6A la longue ouverture centrée, les ressorts de l’or et du plaisir animant l’ensemble de la machine parisienne constituée de plusieurs cercles engrenés, vient s’opposer le parcours qui anime le récit. Comme l’aventure à l’inventaire. Il n’est de bon roman que de l’exceptionnel : un homme, un jour, un homme singulier, un jour marqué ; et le vent pousse loin des côtes basses et fort fréquentées, au hasard des événements. A l’habituel, à la loi, au portrait robot du tableau répond l’étrangeté d’une figure atypique, à la similitude la pure différence, au concentrique l’excentrique. Henri de Marsay, pure « figure raphaëlesque », Paquita venue des lies sont à Paris sans en être. Exotiques, anormaux, tout les sépare de l’ensemble. Ils ne sont d’abord définis que comme impossibles à définir ; inassimilables, ils échappent. Les mots-clefs : or et plaisir, portaient lumière dans la cage de plâtre, ces héros viennent de la nuit, et y retournent de temps à autre, nuit de leur secret, nuit du texte, inconnu à connaître. Mots-phares d’abord, héros-questions ensuite. Avec l’entrée de ces derniers commence pour le lecteur, une enquête que, subtilement, le romancier travaille à rendre hasardeuse. A nous de tirer au clair l’énigme, à nous de lire.
***
7Deux parties, deux modes de lecture, et, dans la deuxième, romanesque, l’histoire d’une lecture. Les deux héros d’exception n’ont pas le même statut. Henri de Marsay fait d’abord moins énigme qu’il ne rencontre énigme en l’étrange fille aux yeux d’or. Elle est page ou phrase, éclatante et obscure, de ce « livre horrible, sale, épouvantable, corrupteur, toujours ouvert »5 qu’est le monde aux yeux du jeune dandy. Curieux, avoue-t-il, plus encore qu’amoureux, lorsqu’il cherche à définir Paquita, c’est à l’univers linguistique qu’il emprunte sa métaphore : « tu es, foi d’honnête homme, une charade vivante dont le mot me semble bien difficile à trouver »6. Charade, texte-question, dispersé, incohérent, dont il s’agit de découvrir ce qu’il cache. Paquita, texte énigmatique, gerbe de signifiants dont échappe le signifié, le mot à trouver sous les mots qui le dérobent et l’indiquent à la fois.

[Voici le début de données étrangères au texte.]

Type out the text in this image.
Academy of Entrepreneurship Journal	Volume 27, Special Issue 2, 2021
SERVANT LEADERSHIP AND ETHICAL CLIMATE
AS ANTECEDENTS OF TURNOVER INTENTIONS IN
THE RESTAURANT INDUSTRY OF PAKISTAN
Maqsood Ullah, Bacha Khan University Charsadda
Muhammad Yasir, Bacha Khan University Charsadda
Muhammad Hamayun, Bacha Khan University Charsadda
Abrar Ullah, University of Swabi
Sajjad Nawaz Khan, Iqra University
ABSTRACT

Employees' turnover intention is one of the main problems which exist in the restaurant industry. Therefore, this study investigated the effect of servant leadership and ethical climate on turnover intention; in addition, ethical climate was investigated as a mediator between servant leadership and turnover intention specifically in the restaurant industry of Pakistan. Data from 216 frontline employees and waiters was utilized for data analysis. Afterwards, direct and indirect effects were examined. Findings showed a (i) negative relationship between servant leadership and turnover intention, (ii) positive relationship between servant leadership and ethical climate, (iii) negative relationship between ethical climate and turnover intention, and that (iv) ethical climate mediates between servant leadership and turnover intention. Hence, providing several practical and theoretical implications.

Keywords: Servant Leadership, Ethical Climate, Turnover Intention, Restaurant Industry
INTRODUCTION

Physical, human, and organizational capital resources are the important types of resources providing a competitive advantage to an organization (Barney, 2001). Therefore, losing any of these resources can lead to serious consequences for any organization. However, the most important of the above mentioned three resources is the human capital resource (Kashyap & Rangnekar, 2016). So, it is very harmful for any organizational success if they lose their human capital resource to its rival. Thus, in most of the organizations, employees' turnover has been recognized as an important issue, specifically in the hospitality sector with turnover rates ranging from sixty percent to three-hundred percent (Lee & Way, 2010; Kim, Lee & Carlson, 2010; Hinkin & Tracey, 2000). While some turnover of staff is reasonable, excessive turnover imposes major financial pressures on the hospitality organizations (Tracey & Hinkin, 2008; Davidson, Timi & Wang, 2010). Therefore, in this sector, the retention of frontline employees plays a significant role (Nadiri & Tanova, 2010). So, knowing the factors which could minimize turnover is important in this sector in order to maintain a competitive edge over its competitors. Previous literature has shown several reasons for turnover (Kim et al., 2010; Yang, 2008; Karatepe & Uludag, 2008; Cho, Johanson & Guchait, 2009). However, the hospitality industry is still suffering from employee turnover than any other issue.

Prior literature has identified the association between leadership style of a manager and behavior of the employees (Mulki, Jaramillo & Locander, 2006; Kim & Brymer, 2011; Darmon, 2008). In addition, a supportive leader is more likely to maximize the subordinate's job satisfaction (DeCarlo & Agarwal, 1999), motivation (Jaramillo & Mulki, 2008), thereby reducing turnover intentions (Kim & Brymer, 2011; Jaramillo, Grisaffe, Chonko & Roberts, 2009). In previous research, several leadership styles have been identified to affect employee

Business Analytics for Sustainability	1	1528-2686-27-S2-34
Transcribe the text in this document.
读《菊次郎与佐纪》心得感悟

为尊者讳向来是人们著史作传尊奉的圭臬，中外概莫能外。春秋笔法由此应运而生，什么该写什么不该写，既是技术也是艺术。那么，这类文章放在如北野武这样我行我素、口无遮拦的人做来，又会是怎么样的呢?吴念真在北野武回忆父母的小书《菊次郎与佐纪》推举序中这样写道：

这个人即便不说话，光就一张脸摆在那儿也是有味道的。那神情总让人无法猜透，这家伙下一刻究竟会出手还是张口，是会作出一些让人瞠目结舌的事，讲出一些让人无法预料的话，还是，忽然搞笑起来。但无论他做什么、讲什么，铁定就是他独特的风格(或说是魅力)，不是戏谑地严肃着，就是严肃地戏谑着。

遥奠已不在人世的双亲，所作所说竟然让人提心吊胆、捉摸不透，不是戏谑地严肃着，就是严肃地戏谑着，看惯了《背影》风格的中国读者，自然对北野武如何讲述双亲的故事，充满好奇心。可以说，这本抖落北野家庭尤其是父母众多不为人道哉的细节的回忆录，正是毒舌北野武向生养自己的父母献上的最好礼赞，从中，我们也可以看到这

8Marsay regarde la jeune créole, « elle baissa les yeux, regarda sa main et compta sur les doigts de sa main gauche en montrant les plus belles mains qu’Henri eut jamais vues. Un, deux, trois, elle compta jusqu’à douze »7. Paquita épelle sa vie, douze jours la séparent de la mort. Qui nierait l’importance, dramatique et structurale de ce message ? Mais Marsay considère aussi la beauté de ces mains, « les plus belles qu’il eût jamais vues ».8 Mains où lire le destin, la ligne de vie, mains admirables, à caresser, mains texte, comme tout autre, à lire de deux manières. Ou bien nous traversons les signes écrits à la poursuite du signifié, ou bien nous nous laissons séduire par les jeux des signifiants. Corps et âme du langage, poésie et prose, jeu des formes et des couleurs dans la peinture et jeu des représentations. Paquita, « original de la délirante peinture appelée la femme caressant sa chimère »9, trésor de beauté, « douée d’une magnifique énergie pour convertir en poèmes sans fin les plaisirs les plus grossiers »10, c’est le corps, mais « occupée de quelque chose » qui n’est pas Henri, contemplant « un objet éloigné, menaçant »11, elle est aussi corps refermé sur un secret, corps écran où tenter de déchiffrer l’énigme. On ne sait jamais si la fille aux yeux d’or en appelle plus aux sens ou au Sens. De son corps, ce sont les parties susceptibles d’émettre des signes qui retiennent surtout l’attention d’Henri : les mains précisément, les yeux surtout. « Tu n’auras pas de regret ? — Pas un seul ! dit-elle en laissant lire dans ses yeux »12. Corps érotique ou corps énigmatique, pour une jouissance ou un savoir, pour, au sens biblique, une connaissance. Corps signe et signe de mort (sôma, séma). Marsay lie avec le monde comme avec Paquita une relation de lecture, plusieurs passages l’indiquent13.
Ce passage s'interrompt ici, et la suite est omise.